For those of us who are black and gay, a group too often marginalized within a marginalized community, I see this as a clear signal to the LGBT advocacy community. There hasn’t been enough outreach to those groups who voted against us. We haven’t reached them; there hasn’t been enough effort expended. (Spaulding )

I think that Ms. Spaulding has a valid point, but as I was reading my friend Marc's blog entry for today, another thought hit me. When I was younger, and the civil rights movement was the hope of the future, I remember sitting in a discussion group and trying to explain to a well meaning young white woman that ultimately it was other white people who had to challenge white racism. I'm not certain that she understood me, but my words came back to me as I read Marc's entry.

As a black person, I have experienced bigotry and discrimination first hand. I know what it does to one's psyche to be treated as less than, to be denied the same rights as the majority population because you and your people have been identified as other. How can I not vehemently oppose any attempts to place any other group of people in that same cage with a lock forged from irrational fear and hatred? The same words that I spoke to that young woman some 30 years ago, I spoke to myself today with a little modification. As a black person, who understands that bigotry in any form is unacceptable, I have to challenge other people, black and white, when it comes to discriminating against anyone based on his or her sexual orientation. I like to think that I have lived my life in such a way that I have done this consistently. However, today I concluded that there is an even more important need for me to specifically address the Black community on this issue of civil rights where we should be standing in solidarity.

Yesterday, while reading Spaulding's post, I also read the comments that followed. One of them was from a woman who identified herself as a Black woman.

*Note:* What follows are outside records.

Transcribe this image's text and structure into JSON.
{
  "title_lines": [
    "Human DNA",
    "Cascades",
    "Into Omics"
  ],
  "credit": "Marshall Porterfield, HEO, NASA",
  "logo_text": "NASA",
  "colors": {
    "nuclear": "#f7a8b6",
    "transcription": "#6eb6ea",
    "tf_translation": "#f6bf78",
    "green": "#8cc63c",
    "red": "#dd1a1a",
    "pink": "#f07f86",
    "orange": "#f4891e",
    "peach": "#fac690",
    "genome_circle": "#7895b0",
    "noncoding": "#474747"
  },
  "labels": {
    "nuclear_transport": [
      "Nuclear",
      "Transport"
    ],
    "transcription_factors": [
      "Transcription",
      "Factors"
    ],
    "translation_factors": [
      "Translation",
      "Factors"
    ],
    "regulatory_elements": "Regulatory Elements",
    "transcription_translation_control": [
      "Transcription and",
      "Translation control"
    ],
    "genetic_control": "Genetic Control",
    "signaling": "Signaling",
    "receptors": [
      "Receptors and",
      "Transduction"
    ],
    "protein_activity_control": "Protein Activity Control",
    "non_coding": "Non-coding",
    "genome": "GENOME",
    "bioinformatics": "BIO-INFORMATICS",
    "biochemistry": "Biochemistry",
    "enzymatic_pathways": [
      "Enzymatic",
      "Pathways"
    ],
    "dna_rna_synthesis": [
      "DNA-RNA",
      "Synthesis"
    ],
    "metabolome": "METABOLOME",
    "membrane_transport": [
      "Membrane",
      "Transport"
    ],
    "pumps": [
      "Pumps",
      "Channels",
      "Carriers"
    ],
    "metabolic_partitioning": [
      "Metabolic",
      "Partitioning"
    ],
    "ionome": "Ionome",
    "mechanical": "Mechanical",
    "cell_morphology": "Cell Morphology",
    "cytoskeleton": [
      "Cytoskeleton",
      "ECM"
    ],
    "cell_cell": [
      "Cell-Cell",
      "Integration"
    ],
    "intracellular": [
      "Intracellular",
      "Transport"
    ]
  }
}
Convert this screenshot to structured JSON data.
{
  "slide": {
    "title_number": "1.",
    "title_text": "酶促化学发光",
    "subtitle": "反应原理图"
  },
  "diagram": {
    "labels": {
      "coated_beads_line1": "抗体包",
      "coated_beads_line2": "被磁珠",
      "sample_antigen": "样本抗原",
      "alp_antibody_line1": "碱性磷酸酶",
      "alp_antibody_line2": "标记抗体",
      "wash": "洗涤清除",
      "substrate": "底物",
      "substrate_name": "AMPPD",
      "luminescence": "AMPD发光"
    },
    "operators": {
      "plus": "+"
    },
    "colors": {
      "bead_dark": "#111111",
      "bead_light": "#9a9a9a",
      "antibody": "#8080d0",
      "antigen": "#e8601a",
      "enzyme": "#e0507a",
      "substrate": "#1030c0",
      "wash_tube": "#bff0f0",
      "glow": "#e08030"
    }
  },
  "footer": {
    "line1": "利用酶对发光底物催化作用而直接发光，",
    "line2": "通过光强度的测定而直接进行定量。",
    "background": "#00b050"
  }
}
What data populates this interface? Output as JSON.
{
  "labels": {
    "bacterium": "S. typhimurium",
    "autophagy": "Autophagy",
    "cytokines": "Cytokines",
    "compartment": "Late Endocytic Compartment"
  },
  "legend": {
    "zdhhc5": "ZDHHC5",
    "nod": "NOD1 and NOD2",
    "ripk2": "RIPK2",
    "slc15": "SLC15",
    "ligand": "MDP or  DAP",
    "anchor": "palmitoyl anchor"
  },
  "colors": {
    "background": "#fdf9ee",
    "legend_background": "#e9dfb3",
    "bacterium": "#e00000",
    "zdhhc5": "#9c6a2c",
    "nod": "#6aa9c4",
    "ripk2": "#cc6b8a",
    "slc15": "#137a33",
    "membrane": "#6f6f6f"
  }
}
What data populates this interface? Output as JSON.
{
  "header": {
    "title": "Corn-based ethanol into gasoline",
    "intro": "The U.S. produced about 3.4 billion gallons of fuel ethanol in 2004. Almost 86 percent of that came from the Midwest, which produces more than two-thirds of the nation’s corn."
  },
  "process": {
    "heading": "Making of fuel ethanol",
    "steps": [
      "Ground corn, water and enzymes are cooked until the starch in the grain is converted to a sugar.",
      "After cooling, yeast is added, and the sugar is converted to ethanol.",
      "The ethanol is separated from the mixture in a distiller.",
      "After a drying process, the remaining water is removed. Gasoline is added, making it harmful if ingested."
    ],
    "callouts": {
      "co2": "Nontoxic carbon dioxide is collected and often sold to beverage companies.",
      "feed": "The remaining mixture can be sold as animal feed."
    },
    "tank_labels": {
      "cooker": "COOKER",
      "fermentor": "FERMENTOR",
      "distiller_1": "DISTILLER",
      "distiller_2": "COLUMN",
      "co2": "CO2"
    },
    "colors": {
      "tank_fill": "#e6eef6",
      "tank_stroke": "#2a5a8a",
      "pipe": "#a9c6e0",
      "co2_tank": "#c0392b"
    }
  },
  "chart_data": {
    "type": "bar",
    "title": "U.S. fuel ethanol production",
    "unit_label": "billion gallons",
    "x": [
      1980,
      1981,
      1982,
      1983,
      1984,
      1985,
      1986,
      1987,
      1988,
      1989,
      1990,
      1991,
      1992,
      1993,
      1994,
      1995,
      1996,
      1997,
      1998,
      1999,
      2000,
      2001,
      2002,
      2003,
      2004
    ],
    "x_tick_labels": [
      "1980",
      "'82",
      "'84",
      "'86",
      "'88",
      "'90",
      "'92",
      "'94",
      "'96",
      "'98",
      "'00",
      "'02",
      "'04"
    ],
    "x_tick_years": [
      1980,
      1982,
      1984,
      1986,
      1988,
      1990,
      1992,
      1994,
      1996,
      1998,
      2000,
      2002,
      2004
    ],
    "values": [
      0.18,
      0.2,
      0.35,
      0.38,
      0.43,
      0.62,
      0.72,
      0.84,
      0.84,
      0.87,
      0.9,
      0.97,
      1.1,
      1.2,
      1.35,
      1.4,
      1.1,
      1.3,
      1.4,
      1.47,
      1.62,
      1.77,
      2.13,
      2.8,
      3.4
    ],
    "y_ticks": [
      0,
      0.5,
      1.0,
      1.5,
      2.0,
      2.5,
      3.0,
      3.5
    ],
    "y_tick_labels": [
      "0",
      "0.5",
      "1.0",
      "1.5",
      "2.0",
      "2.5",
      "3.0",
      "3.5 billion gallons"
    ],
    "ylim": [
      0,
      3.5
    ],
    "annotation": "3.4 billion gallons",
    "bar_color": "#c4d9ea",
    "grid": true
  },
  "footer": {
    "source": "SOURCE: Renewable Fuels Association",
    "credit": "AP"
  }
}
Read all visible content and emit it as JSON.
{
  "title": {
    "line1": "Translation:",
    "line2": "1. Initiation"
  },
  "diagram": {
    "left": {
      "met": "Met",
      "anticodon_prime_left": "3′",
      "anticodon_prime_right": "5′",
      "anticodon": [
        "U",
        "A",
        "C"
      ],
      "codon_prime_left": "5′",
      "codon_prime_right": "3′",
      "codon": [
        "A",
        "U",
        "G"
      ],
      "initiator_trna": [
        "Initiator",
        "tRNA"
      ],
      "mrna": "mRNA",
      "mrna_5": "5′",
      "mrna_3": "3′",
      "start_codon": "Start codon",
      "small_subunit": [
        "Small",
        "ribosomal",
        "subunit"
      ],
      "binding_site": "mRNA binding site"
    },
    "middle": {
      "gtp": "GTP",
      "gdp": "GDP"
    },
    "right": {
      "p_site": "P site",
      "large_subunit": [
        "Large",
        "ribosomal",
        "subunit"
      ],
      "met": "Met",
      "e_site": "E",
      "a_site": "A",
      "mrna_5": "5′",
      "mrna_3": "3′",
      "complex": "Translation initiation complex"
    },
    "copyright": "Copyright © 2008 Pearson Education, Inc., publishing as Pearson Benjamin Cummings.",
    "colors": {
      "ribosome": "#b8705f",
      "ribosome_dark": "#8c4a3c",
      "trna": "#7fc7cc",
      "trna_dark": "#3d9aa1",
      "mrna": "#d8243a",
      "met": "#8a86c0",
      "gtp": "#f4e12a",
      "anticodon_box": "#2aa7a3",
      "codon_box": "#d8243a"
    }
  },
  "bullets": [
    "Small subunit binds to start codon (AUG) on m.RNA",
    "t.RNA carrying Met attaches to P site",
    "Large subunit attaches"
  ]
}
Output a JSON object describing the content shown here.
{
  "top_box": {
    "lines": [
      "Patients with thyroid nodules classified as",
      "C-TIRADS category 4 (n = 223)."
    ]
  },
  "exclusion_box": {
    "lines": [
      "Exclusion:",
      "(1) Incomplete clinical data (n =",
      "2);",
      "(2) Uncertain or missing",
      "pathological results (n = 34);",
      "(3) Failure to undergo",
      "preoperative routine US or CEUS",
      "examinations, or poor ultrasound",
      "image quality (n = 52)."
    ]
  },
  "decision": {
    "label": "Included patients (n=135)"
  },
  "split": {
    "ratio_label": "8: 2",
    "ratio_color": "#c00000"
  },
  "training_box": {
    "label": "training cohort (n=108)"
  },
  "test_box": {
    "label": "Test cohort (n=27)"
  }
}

She leaves a series of comments that get progressively more defensive and offensive. Listed below is her comment that started the discussion ball rolling ; the punctuation and spelling are those of the commenter:

Here’s my drop of honesty on this one: I am Black and a Woman.... but, I am pretty sure I am atypical:
-I do not go to church -I am selfish (I LOVE myself more than I love other people...I do not sacrifice myself on the alter of womanhood and motherdom) -I have dated more White men than Black men
-I do not espouse the status quo or the Patriarchy and I do not shy away from the word “feminist”

Here’s the thing though---; When presented with the question about whether homosexuals should be able to marry and adopt, my answer is NO. Furthermore: When people start waxing on about how anti gay marriage laws are reminiscent of anti miscegination laws and / or making comparisons between racism and anti homosexual sentiments, my hearing gets turned off. There you have it. Uhura! on 11/05 at 02:03 PM

I left the following comment addressing Uhura's words, but my comment is really for anyone who thinks like the person calling herself Uhura (I confess that as a long time fan of Star Trek in all its incarnations, I am really offended by her appropriation of Uhura's name):

Dear Uhura:

I’m a 53-year-old black, southern woman. I proudly identify myself as a feminist. I am spiritual but I don’t attend church regularly. However, unlike you, my hearing is just fine and discrimination is discrimination no matter what disguise it may wear. Gay rights are a civil rights issue.

Denying people basic civil liberties based on sexual orientation is just as discriminatory as denying rights based on skin color, ethnicity, age, disability, national origin, socioeconomic class, or religious belief.

Indeed, the very act of demanding that people convince you as to why they are entitled to the same protections under the law as you are entitled to is in and of itself, discrimination.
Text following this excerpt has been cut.